Continuous profiling enabled by Pyroscope in Vald
Profiling is the way of showing the application resource usage.
Continuous profiling is the process of continuously collecting application performance. It helps developers to analyze it more deeply.
Nowadays, the demand for continuous profiling is increasing. Vald also applies continuous profiling using Pyroscope from v1.4.
This post briefly introduces the Pyroscope in Vald from the background that requires continuous profiling.
Why do we need continuous profiling?
When some performance problems such as low latency, memory leaks, CPU performance, etc., occur in an application, the developer needs to investigate bottlenecks and identify their root causes of them. In recent years, this situation has been increasing more and more with the complexity of the application.

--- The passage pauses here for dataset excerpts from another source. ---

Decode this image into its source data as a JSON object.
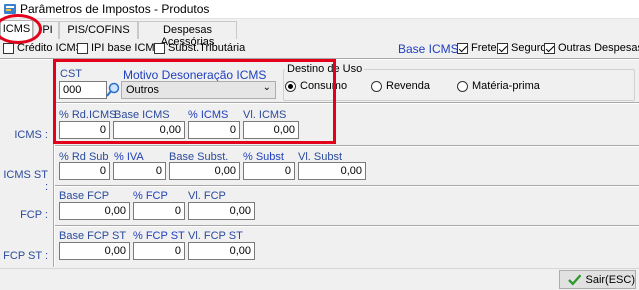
{
  "window": {
    "title": "Parâmetros de Impostos - Produtos",
    "icon": "app-icon"
  },
  "tabs": [
    {
      "label": "ICMS",
      "active": true
    },
    {
      "label": "IPI",
      "active": false
    },
    {
      "label": "PIS/COFINS",
      "active": false
    },
    {
      "label": "Despesas Acessórias",
      "active": false
    }
  ],
  "options": {
    "credito_icms": {
      "label": "Crédito ICMS",
      "checked": false
    },
    "ipi_base_icms": {
      "label": "IPI base ICMS",
      "checked": false
    },
    "subst_tributaria": {
      "label": "Subst.Tributária",
      "checked": false
    }
  },
  "base_icms": {
    "label": "Base ICMS :",
    "frete": {
      "label": "Frete",
      "checked": true
    },
    "seguro": {
      "label": "Seguro",
      "checked": true
    },
    "outras_despesas": {
      "label": "Outras Despesas",
      "checked": true
    }
  },
  "icms": {
    "row_label": "ICMS :",
    "cst_label": "CST",
    "cst_value": "000",
    "motivo_label": "Motivo Desoneração ICMS",
    "motivo_value": "Outros",
    "destino": {
      "title": "Destino de Uso",
      "options": [
        "Consumo",
        "Revenda",
        "Matéria-prima"
      ],
      "selected": "Consumo"
    },
    "perc_rd_label": "% Rd.ICMS",
    "perc_rd_value": "0",
    "base_label": "Base ICMS",
    "base_value": "0,00",
    "perc_label": "% ICMS",
    "perc_value": "0",
    "vl_label": "Vl. ICMS",
    "vl_value": "0,00"
  },
  "icms_st": {
    "row_label": "ICMS ST :",
    "rd_sub_label": "% Rd Sub",
    "rd_sub_value": "0",
    "iva_label": "% IVA",
    "iva_value": "0",
    "base_label": "Base Subst.",
    "base_value": "0,00",
    "perc_label": "% Subst",
    "perc_value": "0",
    "vl_label": "Vl. Subst",
    "vl_value": "0,00"
  },
  "fcp": {
    "row_label": "FCP :",
    "base_label": "Base FCP",
    "base_value": "0,00",
    "perc_label": "% FCP",
    "perc_value": "0",
    "vl_label": "Vl. FCP",
    "vl_value": "0,00"
  },
  "fcp_st": {
    "row_label": "FCP ST :",
    "base_label": "Base FCP ST",
    "base_value": "0,00",
    "perc_label": "% FCP ST",
    "perc_value": "0",
    "vl_label": "Vl. FCP ST",
    "vl_value": "0,00"
  },
  "footer": {
    "exit_label": "Sair(ESC)"
  },
  "colors": {
    "highlight": "#e2001a",
    "label_blue": "#2a4a9a",
    "accent_blue": "#1f3fbf"
  }
}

Usually, the developer starts profiling after the problem happens about those situations. However, it takes a long time to solve the fundamental cause and exhausts the developers because it is difficult to reproduce the same problems. Needless to say, Vald team has encountered in some cases.
Continuous profiling is not the silver bullet ultimately but helps us. It stores performance data from the OS layer to the application layer, visualizes profile data, enables developers to compare performance states before and after the problem occurs.
Difference with metrics
A word is similar to profiling with metrics, but there is a clear difference between the two.
Profiling deals with only predefined parameters (CPU, RAM, threads, etc.), takes a long time to sample (over 10 min at least), and visualizes correlated stack trace. On the other hand, the metrics dealing with user-defined parameters take less time than usual profiling and visualize as time series.
What is the Pyroscope?
Pyroscope is one of the continuous profiling tools.
It supports many programming languages, e.g., Go
, Python
, Java
, PHP
, eBPF
, or etc.
You can see the Pyroscope Live Demo.
This time, we focus on using Go
. It requires the application implemented by Go
and Pyroscope server
when profiling with the application implemented by Go
.
There are two types of agents, called Push
and Pull
, to use Pyroscope. The application should send pprof
data to the Pyroscope server when using the Push
agent. The Pyroscope server scrapes pprof
data from the application when the Pull
agent runs.
*NOTE: pprof
is a tool for visualization and analysis of profiling data.
The way of Vald with Pyroscope
Vald applies Pull
agent for profiling because we won’t have any dependencies on the application code for using Pyroscope. We can profile easily just by editing Kubernetes manifest.
Not only profiling the application, but Vald also applies eBPF
for profiling on the Linux kernel level.
The architecture image is here.
+-----------------+ pull pprof
| vald components | <----+
+-----------------+ | +------------------+
+-----+ Pyroscope server |
+-----------------+ | +------------------+
| eBPF-Agent | <----+
+-----------------+ pull eBPF
We can apply a continuous profiling system easily by:
- Set
pprof
enable mode for each component invaldrelease.yaml
. - Deploy
eBFP Agent
for each Kubernetes Node. - Deploy
Pyroscope server
.
A tutorial using k3d
Deploy
Here are the steps when deploying Vald cluster on k3d with Pyroscope. Please use k3d in v5.3.0 or later when you try because eBPF is unavailable.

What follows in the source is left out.